After school my mom is home again and passed out on the couch with Ellen reruns in the background. I clean up around her and tuck the blanket up to her chin. I take better care of her than she takes care of me. On Friday of that week I come home with a black eye and possibly a few broken body parts I can't name and she is up and awake with Ellen in the background. Her eyes stare blankly ahead of her into nothingness. All of the lights are off and the curtains aren't drawn and when I try to do that she winces as if the sun light burns her.
I return to the kitchen and make her some of the edible food we have left. Bagel Bites. Yummy, right? I grab a bottle of water out of the fridge and make some warm coffee to bring to her. She acts like nothing is there as I stand in front of her. She just looks right past me. Not into my soul or heart but right through me. As if I don't exist. Walking away I enter my bedroom and curl under my blankets as if it isn't warm already. I don't bother eating because Bagel Bites is hardly my ideal meal. After a while of boredom and feeling like I am going to puke I finally rest in peace.
During the night I wake up to the darkness and my alarm clock glowing numbers. 4:58 it blinks. I pull the covers off me and jumped out of bed. My head started to spin around and my vision became black and blurry. I try to move but it just becomes worse. I fall to the ground paralyzed and stay there. Clutching the floorboards with my bitten fingernails. Carefully I gather myself up and stand up. Going to the bathroom in the dark I trip over myself once and my book bag, my mother's clothes that she left on the floor and she is still peacefully asleep on the couch. I wonder if she can even move anymore. I wonder if she ever tries.
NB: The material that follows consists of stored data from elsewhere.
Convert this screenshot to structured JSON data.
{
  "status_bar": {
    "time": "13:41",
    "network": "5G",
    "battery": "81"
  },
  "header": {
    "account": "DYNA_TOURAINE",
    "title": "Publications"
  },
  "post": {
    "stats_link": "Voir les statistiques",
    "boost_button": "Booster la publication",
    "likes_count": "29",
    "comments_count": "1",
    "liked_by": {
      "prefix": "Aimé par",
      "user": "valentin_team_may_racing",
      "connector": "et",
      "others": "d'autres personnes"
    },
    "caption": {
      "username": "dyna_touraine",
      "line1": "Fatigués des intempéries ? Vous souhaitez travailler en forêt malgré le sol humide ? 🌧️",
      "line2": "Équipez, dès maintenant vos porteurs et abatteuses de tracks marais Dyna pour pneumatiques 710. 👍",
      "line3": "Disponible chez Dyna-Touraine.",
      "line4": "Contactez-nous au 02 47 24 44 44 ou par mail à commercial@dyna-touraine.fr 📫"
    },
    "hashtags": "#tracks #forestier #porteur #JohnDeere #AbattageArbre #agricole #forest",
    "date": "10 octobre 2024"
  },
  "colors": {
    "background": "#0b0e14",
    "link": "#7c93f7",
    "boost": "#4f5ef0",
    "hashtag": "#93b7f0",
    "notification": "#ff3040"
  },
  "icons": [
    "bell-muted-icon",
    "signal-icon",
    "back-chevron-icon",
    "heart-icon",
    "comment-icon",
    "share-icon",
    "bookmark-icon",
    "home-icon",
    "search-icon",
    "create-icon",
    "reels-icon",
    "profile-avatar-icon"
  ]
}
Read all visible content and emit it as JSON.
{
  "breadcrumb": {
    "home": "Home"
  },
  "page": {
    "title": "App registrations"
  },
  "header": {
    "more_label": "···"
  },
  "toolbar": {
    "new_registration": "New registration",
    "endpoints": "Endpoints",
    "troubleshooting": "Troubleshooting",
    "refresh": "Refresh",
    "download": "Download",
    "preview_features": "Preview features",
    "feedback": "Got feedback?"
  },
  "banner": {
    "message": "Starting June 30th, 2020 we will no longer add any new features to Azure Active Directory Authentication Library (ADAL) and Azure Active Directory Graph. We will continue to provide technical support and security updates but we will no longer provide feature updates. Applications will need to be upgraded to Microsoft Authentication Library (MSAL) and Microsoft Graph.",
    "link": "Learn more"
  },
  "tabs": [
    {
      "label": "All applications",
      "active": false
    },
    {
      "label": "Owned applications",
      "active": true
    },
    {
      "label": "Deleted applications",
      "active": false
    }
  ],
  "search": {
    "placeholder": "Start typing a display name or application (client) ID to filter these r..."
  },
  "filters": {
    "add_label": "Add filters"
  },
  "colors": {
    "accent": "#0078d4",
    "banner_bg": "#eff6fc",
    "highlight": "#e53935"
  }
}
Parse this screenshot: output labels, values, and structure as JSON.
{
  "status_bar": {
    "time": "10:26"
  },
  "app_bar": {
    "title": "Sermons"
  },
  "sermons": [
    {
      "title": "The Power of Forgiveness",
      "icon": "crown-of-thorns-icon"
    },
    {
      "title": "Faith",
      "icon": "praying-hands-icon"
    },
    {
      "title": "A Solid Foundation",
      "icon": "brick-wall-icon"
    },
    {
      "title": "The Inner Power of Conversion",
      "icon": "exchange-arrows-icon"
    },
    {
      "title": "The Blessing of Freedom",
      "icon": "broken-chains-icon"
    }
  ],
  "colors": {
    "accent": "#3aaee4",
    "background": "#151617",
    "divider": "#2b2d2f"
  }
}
The cold water splashes against my warm and burning skin for a good amount of time. I stand there in the shower, simply dreaming as I try to pull myself together. I had a different dream tonight. Iggy was in it of course and the rest of the flock. Iggy held me by my elbows and let the rest of my body dangle from the sky. The only part of the dream that kept me sane and from screaming at the top of my lungs was that Iggy was holding me. And Iggy wouldn't let anything happen to me. Never the less Iggy lets go. As I fall down I wake up. I wrap a towel around myself and prepare myself before walking into the dark hallways.
I grab a thick candle that has to be at least ten or eight inches tall and lit it by the lighter mom left in here. I hold it in front of me like how the virgins do in the horror films. In my bedroom I change into a pair of dark denim shorts and a navy blue tank top over a gray racer back shirt. Then I lay in my bed with the lights off and just day dream for a while with my pillow over my head.
Nothing happens. Iggy doesn't crawl through my bedroom window or sneak up under my blankets like I would imagine him to do so.